I recently had a Facebook conversion with one of those teachers with a wide following, fancy website, and studios in various cities. I know, always a bad idea.

Well, she put up one of those postings saying (roughly), “If your teacher says the diaphragm is in your stomach, run away!”  I generally ignore those, but in the comments she said something about the “pelvic diaphragm” saying it is a very important part of the support mechanism.  New one on me.

Now, the pelvic diaphragm, or pelvic floor, is a bit of muscle, etc., that keeps the bottom of your viscera in place. The only use I can see for it in singing is to keep you from peeing as you support!

I thought, however, that this could be a useful image for some students, so I asked for clarification.
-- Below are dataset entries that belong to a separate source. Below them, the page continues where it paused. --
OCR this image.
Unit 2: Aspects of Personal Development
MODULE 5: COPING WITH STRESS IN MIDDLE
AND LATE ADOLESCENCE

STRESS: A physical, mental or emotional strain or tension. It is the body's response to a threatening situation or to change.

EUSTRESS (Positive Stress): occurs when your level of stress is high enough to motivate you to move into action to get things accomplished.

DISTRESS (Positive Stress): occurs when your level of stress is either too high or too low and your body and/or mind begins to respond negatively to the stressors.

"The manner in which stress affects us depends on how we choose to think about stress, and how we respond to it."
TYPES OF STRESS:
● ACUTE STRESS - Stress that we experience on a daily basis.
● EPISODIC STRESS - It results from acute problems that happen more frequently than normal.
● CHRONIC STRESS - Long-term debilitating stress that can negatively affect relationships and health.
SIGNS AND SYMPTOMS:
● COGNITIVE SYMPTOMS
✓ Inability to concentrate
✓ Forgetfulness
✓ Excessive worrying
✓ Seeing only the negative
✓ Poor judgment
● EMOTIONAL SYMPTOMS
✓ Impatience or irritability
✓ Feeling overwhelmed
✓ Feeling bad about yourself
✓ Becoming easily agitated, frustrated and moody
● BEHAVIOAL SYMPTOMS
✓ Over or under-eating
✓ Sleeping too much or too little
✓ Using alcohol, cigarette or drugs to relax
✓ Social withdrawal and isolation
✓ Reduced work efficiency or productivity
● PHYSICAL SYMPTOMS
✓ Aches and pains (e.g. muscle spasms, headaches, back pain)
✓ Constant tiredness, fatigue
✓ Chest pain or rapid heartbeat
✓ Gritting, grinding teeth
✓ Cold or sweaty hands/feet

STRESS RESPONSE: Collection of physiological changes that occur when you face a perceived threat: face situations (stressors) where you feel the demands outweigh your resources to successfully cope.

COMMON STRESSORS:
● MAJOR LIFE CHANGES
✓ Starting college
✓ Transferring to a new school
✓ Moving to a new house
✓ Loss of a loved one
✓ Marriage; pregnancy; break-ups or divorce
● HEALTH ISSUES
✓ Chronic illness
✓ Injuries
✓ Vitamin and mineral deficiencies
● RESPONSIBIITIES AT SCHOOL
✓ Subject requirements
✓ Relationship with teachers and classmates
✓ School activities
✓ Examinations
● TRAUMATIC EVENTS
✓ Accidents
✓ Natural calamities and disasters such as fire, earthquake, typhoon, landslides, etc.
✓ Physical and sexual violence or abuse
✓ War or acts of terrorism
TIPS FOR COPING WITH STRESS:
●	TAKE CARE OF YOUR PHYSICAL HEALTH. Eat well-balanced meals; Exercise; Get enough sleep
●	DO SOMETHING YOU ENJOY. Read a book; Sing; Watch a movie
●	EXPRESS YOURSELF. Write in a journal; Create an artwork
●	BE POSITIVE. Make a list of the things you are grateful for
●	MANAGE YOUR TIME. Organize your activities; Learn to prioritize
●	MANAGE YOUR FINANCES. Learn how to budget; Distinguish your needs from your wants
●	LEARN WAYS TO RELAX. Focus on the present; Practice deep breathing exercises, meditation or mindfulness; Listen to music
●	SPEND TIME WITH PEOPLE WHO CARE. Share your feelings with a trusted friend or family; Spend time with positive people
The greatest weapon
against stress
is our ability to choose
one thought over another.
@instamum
She said she wouldn’t give away her life’s work on Facebook, and promptly unfriended me.  Whatever.

I bring this up because there are a lot of teachers out there peddling snake oil:  “Use this bit of anatomy that you’ve never heard of, can’t feel, can’t control!”  “Vocalize while inhaling!”  “The left side of your throat is underdeveloped!”  And on, and on.

There is no special sauce in vocal technique, or teaching voice.  For technique:  basics, basics, basics!  For teaching, it takes full knowledge of the workings of the vocal apparatus, the ability to hear a voice and tell what’s up (“I hear that the back of your tongue is tight, which is closing off the resonance.  Here’s how to fix it.”), and the ability to communicate all this to a student in a positive way.

Anything else may be mystique, or merchandizing, or whatever, but it isn’t good teaching.